• probability density functions;
  • normalized structure factors;
  • statistical analysis;
  • computer programs

Statistical analysis of the normalized structure factor E is important during space-group determination. Several approaches to solve this problem have been described in the literature. In this paper, the most popular approach, the ideal asymptotic probability density function developed by Wilson, is compared with the more accurate exact probability density functions described by Shmueli and co-workers. Furthermore, a new computer program, CentroMK, for normalized structure factor analysis, is presented. The program is capable of plotting histograms of the normalized structure factors and exact probability density functions.
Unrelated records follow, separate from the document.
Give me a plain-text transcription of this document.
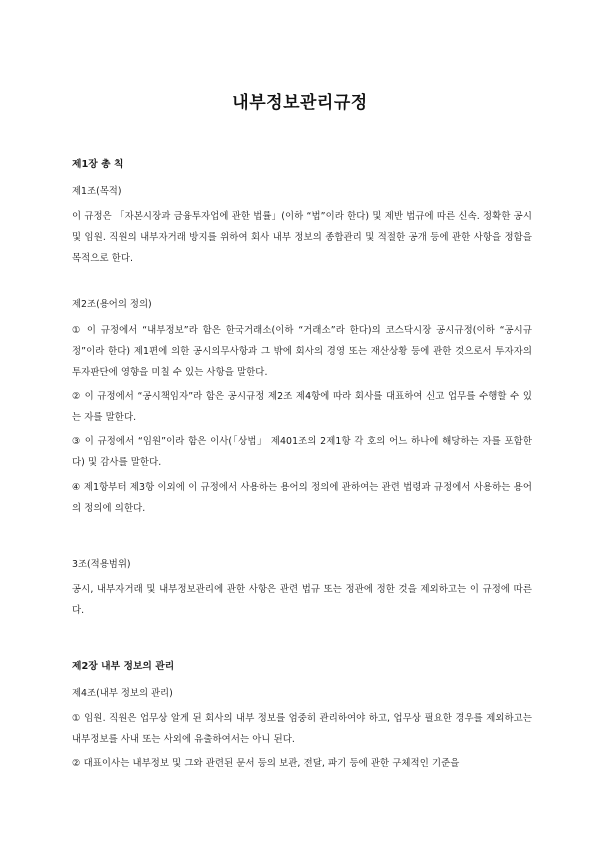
내부정보관리규정
제1장 총 칙
제1조(목적)
이 규정은 「자본시장과 금융투자업에 관한 법률」(이하 “법”이라 한다) 및 제반 법규에 따른 신속. 정확한 공시 및 임원. 직원의 내부자거래 방지를 위하여 회사 내부 정보의 종합관리 및 적절한 공개 등에 관한 사항을 정함을 목적으로 한다.
제2조(용어의 정의)
① 이 규정에서 “내부정보”라 함은 한국거래소(이하 “거래소”라 한다)의 코스닥시장 공시규정(이하 “공시규정”이라 한다) 제1편에 의한 공시의무사항과 그 밖에 회사의 경영 또는 재산상황 등에 관한 것으로서 투자자의 투자판단에 영향을 미칠 수 있는 사항을 말한다.
② 이 규정에서 “공시책임자”라 함은 공시규정 제2조 제4항에 따라 회사를 대표하여 신고 업무를 수행할 수 있는 자를 말한다.
③ 이 규정에서 “임원”이라 함은 이사(「상법」 제401조의 2제1항 각 호의 어느 하나에 해당하는 자를 포함한다) 및 감사를 말한다.
④ 제1항부터 제3항 이외에 이 규정에서 사용하는 용어의 정의에 관하여는 관련 법령과 규정에서 사용하는 용어의 정의에 의한다.
3조(적용범위)
공시, 내부자거래 및 내부정보관리에 관한 사항은 관련 법규 또는 정관에 정한 것을 제외하고는 이 규정에 따른다.
제2장 내부 정보의 관리
제4조(내부 정보의 관리)
① 임원. 직원은 업무상 알게 된 회사의 내부 정보를 엄중히 관리하여야 하고, 업무상 필요한 경우를 제외하고는 내부정보를 사내 또는 사외에 유출하여서는 아니 된다.
② 대표이사는 내부정보 및 그와 관련된 문서 등의 보관, 전달, 파기 등에 관한 구체적인 기준을
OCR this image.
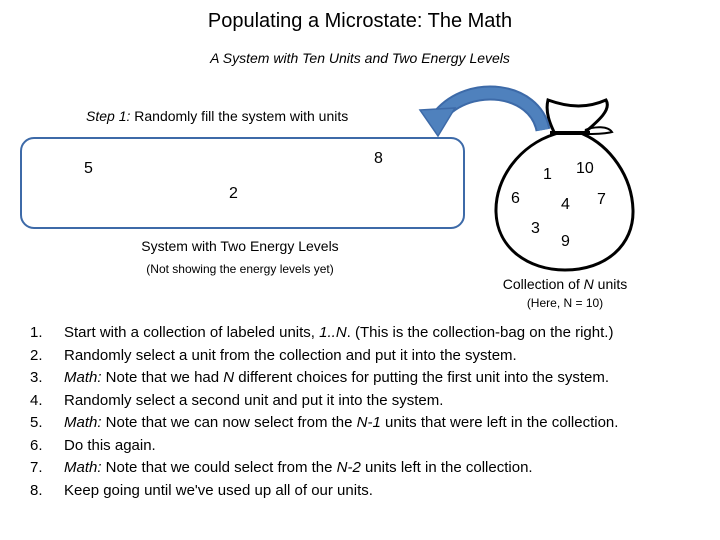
Populating a Microstate: The Math
A System with Ten Units and Two Energy Levels
Step 1: Randomly fill the system with units
5
8
2
System with Two Energy Levels
(Not showing the energy levels yet)
1 10
6	4 7
3
9
Collection of N units
(Here, N = 10)
1. Start with a collection of labeled units, 1..N. (This is the collection-bag on the right.)
2. Randomly select a unit from the collection and put it into the system.
3. Math: Note that we had N different choices for putting the first unit into the system.
4. Randomly select a second unit and put it into the system.
5. Math: Note that we can now select from the N-1 units that were left in the collection.
6. Do this again.
7. Math: Note that we could select from the N-2 units left in the collection.
8. Keep going until we've used up all of our units.
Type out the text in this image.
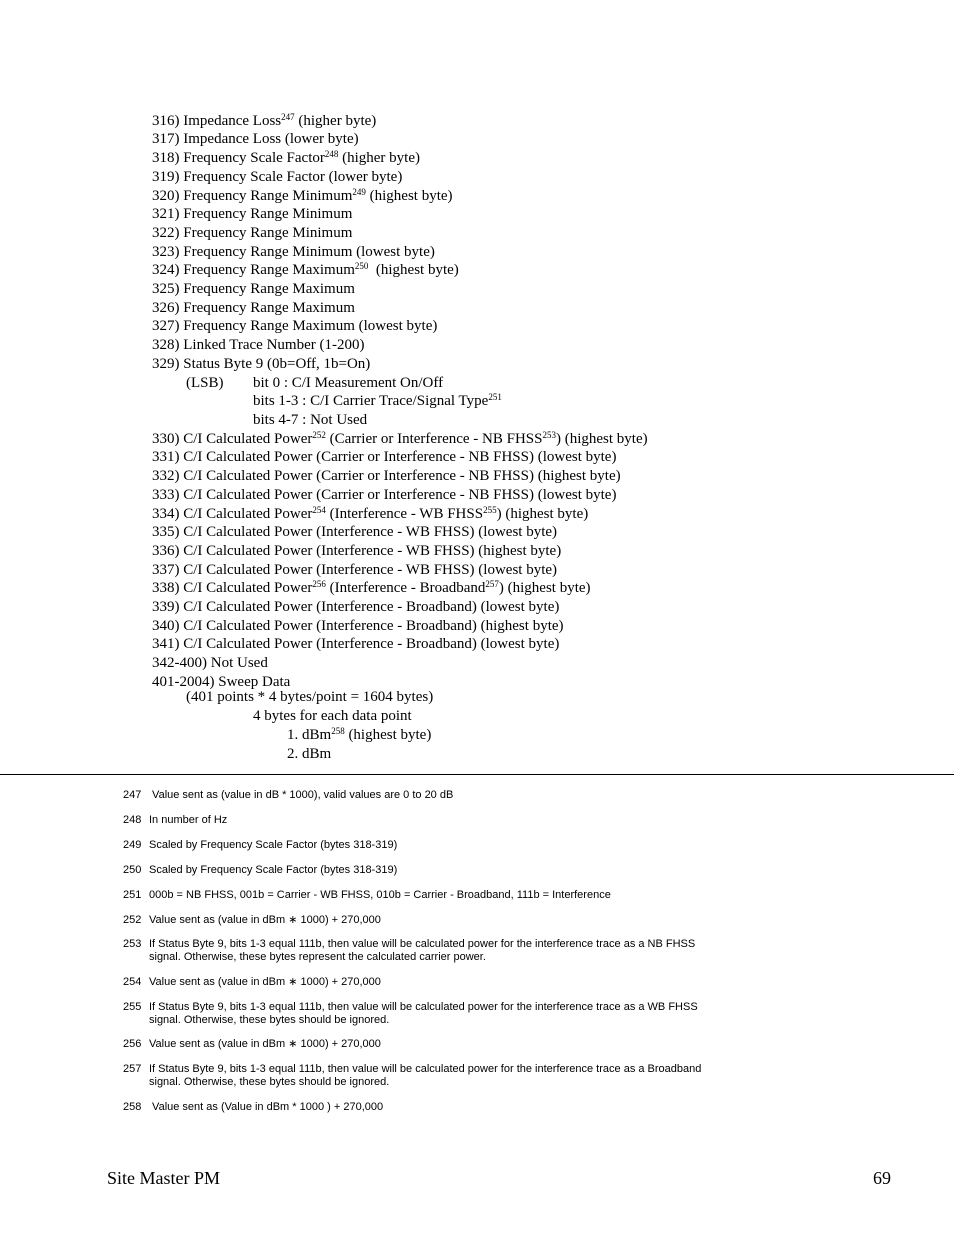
316) Impedance Loss$^{247}$ (higher byte)
317) Impedance Loss (lower byte)
318) Frequency Scale Factor$^{248}$ (higher byte)
319) Frequency Scale Factor (lower byte)
320) Frequency Range Minimum$^{249}$ (highest byte)
321) Frequency Range Minimum
322) Frequency Range Minimum
323) Frequency Range Minimum (lowest byte)
324) Frequency Range Maximum$^{250}$  (highest byte)
325) Frequency Range Maximum
326) Frequency Range Maximum
327) Frequency Range Maximum (lowest byte)
328) Linked Trace Number (1-200)
329) Status Byte 9 (0b=Off, 1b=On)
(LSB) bit 0 : C/I Measurement On/Off
bits 1-3 : C/I Carrier Trace/Signal Type$^{251}$
bits 4-7 : Not Used
330) C/I Calculated Power$^{252}$ (Carrier or Interference - NB FHSS$^{253}$) (highest byte)
331) C/I Calculated Power (Carrier or Interference - NB FHSS) (lowest byte)
332) C/I Calculated Power (Carrier or Interference - NB FHSS) (highest byte)
333) C/I Calculated Power (Carrier or Interference - NB FHSS) (lowest byte)
334) C/I Calculated Power$^{254}$ (Interference - WB FHSS$^{255}$) (highest byte)
335) C/I Calculated Power (Interference - WB FHSS) (lowest byte)
336) C/I Calculated Power (Interference - WB FHSS) (highest byte)
337) C/I Calculated Power (Interference - WB FHSS) (lowest byte)
338) C/I Calculated Power$^{256}$ (Interference - Broadband$^{257}$) (highest byte)
339) C/I Calculated Power (Interference - Broadband) (lowest byte)
340) C/I Calculated Power (Interference - Broadband) (highest byte)
341) C/I Calculated Power (Interference - Broadband) (lowest byte)
342-400) Not Used
401-2004) Sweep Data
(401 points * 4 bytes/point = 1604 bytes)
4 bytes for each data point
1. dBm$^{258}$ (highest byte)
2. dBm
247 Value sent as (value in dB * 1000), valid values are 0 to 20 dB
248 In number of Hz
249 Scaled by Frequency Scale Factor (bytes 318-319)
250 Scaled by Frequency Scale Factor (bytes 318-319)
251 000b = NB FHSS, 001b = Carrier - WB FHSS, 010b = Carrier - Broadband, 111b = Interference
252 Value sent as (value in dBm ∗ 1000) + 270,000
253 If Status Byte 9, bits 1-3 equal 111b, then value will be calculated power for the interference trace as a NB FHSS
signal. Otherwise, these bytes represent the calculated carrier power.
254 Value sent as (value in dBm ∗ 1000) + 270,000
255 If Status Byte 9, bits 1-3 equal 111b, then value will be calculated power for the interference trace as a WB FHSS
signal. Otherwise, these bytes should be ignored.
256 Value sent as (value in dBm ∗ 1000) + 270,000
257 If Status Byte 9, bits 1-3 equal 111b, then value will be calculated power for the interference trace as a Broadband
signal. Otherwise, these bytes should be ignored.
258 Value sent as (Value in dBm * 1000 ) + 270,000
Site Master PM	69
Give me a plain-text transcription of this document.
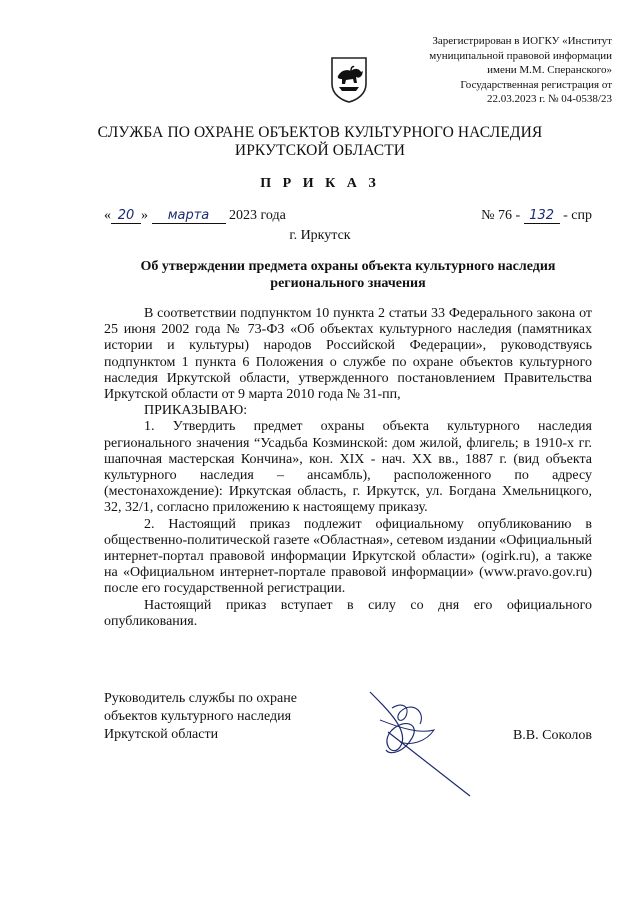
Зарегистрирован в ИОГКУ «Институт
муниципальной правовой информации
имени М.М. Сперанского»
Государственная регистрация от
22.03.2023 г. № 04-0538/23
СЛУЖБА ПО ОХРАНЕ ОБЪЕКТОВ КУЛЬТУРНОГО НАСЛЕДИЯ
ИРКУТСКОЙ ОБЛАСТИ
П Р И К А З
« 20 » марта 2023 года	№ 76 - 132 - спр
г. Иркутск
Об утверждении предмета охраны объекта культурного наследия
регионального значения

В соответствии подпунктом 10 пункта 2 статьи 33 Федерального закона от 25 июня 2002 года № 73-ФЗ «Об объектах культурного наследия (памятниках истории и культуры) народов Российской Федерации», руководствуясь подпунктом 1 пункта 6 Положения о службе по охране объектов культурного наследия Иркутской области, утвержденного постановлением Правительства Иркутской области от 9 марта 2010 года № 31-пп,

ПРИКАЗЫВАЮ:

1. Утвердить предмет охраны объекта культурного наследия регионального значения “Усадьба Козминской: дом жилой, флигель; в 1910-х гг. шапочная мастерская Кончина», кон. XIX - нач. XX вв., 1887 г. (вид объекта культурного наследия – ансамбль), расположенного по адресу (местонахождение): Иркутская область, г. Иркутск, ул. Богдана Хмельницкого, 32, 32/1, согласно приложению к настоящему приказу.

2. Настоящий приказ подлежит официальному опубликованию в общественно-политической газете «Областная», сетевом издании «Официальный интернет-портал правовой информации Иркутской области» (ogirk.ru), а также на «Официальном интернет-портале правовой информации» (www.pravo.gov.ru) после его государственной регистрации.

Настоящий приказ вступает в силу со дня его официального опубликования.

Руководитель службы по охране
объектов культурного наследия
Иркутской области	В.В. Соколов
Moreover, the program calculates five estimators helpful during the space-group determination: 〈|E|〉, 〈|E2 − 1|〉, %E > 2, %E < 0.25 and the discrepancy R function. The two approaches and the error rates of the five listed estimators are compared for nearly 30 600 crystal structures obtained from Acta Crystallographica Section E. It is shown that within a space group the means 〈|E|〉 and 〈|E2 − 1|〉 of real crystal structures show high variability. The comparison shows that decisions based on the exact probability density function are more accurate, the computing time is reasonable, and estimators 〈|E|〉, %E < 0.25 and R are the most accurate and should be preferred during space-group determination.